Duke of Mantua Giordano Lucà
Rigoletto, the Duke’s jester Francesco Landolfi
Gilda, Rigoletto’s daughter Venera Protasova
Sparafucile, assassin Antonio Di Matteo
Maddalena, his sister Daniela Pini
Giovanna, Gilda’s nurse Cecilia Bernini
Count Monterone Giulio Boschetti
Marullo, a chevalier Paolo Gatti
Matteo Borsa, a courtier Giacomo Leone
Count Ceprano Adriano Di Bella
Countess Ceprano, his wife Giulia Mattarella
Duchess’s page Vittoria Magnarello

conductor Hossein Pishkar
direction and concept Cristina Mazzavillani Muti
light design
Vincent Longuemare
visual designer Paolo Miccichè
video programmer Davide Broccoli
costume design Alessandro Lai

Orchestra Giovanile Luigi Cherubini
Coro Lirico Marchigiano “Vincenzo Bellini”
choirmaster
Martino Faggiani
other choirmaster Massimo Fiocchi Malaspina

“DanzActori” Trilogia d’autunno
stage manager Luigi Barilone

répétiteurs Alessandro Benigni, Davide Cavalli
set design
Laboratorio del Teatro Alighieri
costumes Tirelli Costumi Roma footwear Pompei Roma

new production
co-
production Ravenna Festival, Teatro Alighieri Ravenna


A new lyric marathon: three operas performed on the same stage on consecutive nights, tight rhythms and a workshop that plays on invention and creativity matching young talents and modern technologies. This is the Autumn Trilogy, which once again delves into Verdi’s world and genius, transforming the stage of the Alighieri Theatre into a true “opera factory” giving body and voice to three different steps in the composer’s artistic career. A new production alongside two creations from the “repertoire” of past Autumn Trilogies, in an ideal journey from the biblical, choral inspiration of Nabucco to the beacon of light out of darkness kindling the soul of Rigoletto, down to the dramatic colour contrast that unites/separates Otello and Desdemona.

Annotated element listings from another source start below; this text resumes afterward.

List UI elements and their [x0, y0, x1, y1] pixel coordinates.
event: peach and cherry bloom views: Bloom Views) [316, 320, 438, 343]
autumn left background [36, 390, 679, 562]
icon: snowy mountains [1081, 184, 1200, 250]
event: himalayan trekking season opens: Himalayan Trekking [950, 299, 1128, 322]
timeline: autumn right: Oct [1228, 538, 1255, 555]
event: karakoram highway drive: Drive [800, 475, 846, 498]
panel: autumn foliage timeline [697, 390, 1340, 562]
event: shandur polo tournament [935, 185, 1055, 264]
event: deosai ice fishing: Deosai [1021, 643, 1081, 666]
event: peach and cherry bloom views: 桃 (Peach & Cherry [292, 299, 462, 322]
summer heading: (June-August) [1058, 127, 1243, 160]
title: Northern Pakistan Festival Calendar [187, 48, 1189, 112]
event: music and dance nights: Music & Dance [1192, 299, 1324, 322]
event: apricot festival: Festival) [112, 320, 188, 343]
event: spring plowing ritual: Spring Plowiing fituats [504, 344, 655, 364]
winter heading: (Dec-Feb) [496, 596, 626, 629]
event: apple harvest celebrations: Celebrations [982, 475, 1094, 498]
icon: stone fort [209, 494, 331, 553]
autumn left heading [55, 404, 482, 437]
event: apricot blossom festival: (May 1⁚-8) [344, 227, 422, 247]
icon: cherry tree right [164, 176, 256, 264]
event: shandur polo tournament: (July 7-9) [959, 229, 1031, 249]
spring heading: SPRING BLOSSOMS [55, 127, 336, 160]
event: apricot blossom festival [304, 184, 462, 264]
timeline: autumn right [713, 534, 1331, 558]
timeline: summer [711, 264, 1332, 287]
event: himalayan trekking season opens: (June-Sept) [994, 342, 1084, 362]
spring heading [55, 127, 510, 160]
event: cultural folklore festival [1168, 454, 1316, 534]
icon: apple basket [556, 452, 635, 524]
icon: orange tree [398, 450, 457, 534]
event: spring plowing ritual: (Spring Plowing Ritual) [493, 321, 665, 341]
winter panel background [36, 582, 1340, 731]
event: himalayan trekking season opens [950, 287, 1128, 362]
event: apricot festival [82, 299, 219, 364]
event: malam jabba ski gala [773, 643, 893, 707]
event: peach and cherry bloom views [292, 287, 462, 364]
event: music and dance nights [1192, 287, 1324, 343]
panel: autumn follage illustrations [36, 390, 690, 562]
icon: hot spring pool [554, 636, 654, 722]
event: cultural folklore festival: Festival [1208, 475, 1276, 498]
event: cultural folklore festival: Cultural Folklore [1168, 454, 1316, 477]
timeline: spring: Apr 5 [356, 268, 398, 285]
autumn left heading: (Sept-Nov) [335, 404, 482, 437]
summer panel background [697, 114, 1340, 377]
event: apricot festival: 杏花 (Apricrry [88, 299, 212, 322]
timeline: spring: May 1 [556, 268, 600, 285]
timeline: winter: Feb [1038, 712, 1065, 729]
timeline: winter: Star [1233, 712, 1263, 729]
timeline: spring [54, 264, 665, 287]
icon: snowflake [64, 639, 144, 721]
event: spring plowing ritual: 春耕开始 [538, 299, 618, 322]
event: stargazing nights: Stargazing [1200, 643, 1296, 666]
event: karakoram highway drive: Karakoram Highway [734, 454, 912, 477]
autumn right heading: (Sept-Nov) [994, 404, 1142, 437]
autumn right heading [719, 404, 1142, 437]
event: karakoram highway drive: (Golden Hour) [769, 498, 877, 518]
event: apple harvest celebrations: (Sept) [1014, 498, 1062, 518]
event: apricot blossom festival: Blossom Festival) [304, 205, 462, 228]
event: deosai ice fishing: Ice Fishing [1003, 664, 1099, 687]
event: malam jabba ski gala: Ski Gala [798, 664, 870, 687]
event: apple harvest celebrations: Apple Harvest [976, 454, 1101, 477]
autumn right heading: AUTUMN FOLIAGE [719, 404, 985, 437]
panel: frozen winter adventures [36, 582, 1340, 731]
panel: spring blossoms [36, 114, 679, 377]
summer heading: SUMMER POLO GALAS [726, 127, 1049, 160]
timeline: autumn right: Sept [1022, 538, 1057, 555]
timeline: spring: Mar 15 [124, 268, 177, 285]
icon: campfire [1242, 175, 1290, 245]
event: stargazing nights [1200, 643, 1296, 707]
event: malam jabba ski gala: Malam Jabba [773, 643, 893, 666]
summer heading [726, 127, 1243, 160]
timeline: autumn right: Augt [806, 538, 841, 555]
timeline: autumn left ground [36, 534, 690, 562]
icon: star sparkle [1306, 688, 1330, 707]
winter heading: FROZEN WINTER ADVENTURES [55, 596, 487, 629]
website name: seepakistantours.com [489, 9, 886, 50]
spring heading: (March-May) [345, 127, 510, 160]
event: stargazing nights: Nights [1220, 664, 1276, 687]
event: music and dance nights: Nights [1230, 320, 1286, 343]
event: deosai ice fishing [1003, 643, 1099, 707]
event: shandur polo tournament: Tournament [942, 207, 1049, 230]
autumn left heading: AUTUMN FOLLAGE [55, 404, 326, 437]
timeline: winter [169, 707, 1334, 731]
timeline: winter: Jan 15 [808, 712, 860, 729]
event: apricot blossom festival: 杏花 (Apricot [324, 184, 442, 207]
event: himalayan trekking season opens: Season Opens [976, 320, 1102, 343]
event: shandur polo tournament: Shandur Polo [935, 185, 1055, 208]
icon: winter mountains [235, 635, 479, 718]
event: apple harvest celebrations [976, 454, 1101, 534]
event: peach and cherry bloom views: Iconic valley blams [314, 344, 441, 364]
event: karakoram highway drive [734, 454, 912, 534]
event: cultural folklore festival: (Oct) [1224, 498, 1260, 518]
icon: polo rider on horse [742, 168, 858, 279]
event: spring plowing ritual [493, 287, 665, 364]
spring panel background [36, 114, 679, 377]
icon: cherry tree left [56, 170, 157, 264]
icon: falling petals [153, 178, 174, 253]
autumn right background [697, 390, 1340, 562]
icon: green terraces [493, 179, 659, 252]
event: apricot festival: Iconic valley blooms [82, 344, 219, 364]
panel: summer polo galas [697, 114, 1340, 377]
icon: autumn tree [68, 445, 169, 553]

A trilogy intended to retrace Verdi’s extraordinary creative career had to start with Nabucco (1841), the opera through which the composer managed to overcome fate’s adversity and get his life back on track as a man and a musician. An opera whose biblical and prophetic dimension culminates in a choral tapestry capable of incorporating different individualities into an ideal union of peoples and nations. This score laid the basis for Rigoletto (1851), which soon became the first part of a “popular trilogy” and the author’s own favourite work because of the vivid description of the protagonist within a perfect dramatic unity. And, after all, Nabucco also laid the foundations for the entirely renewed conception of Otello (1887), inspired by Shakespeare, the inevitable culmination of Verdi’s search for “climactic words” (parola scenica).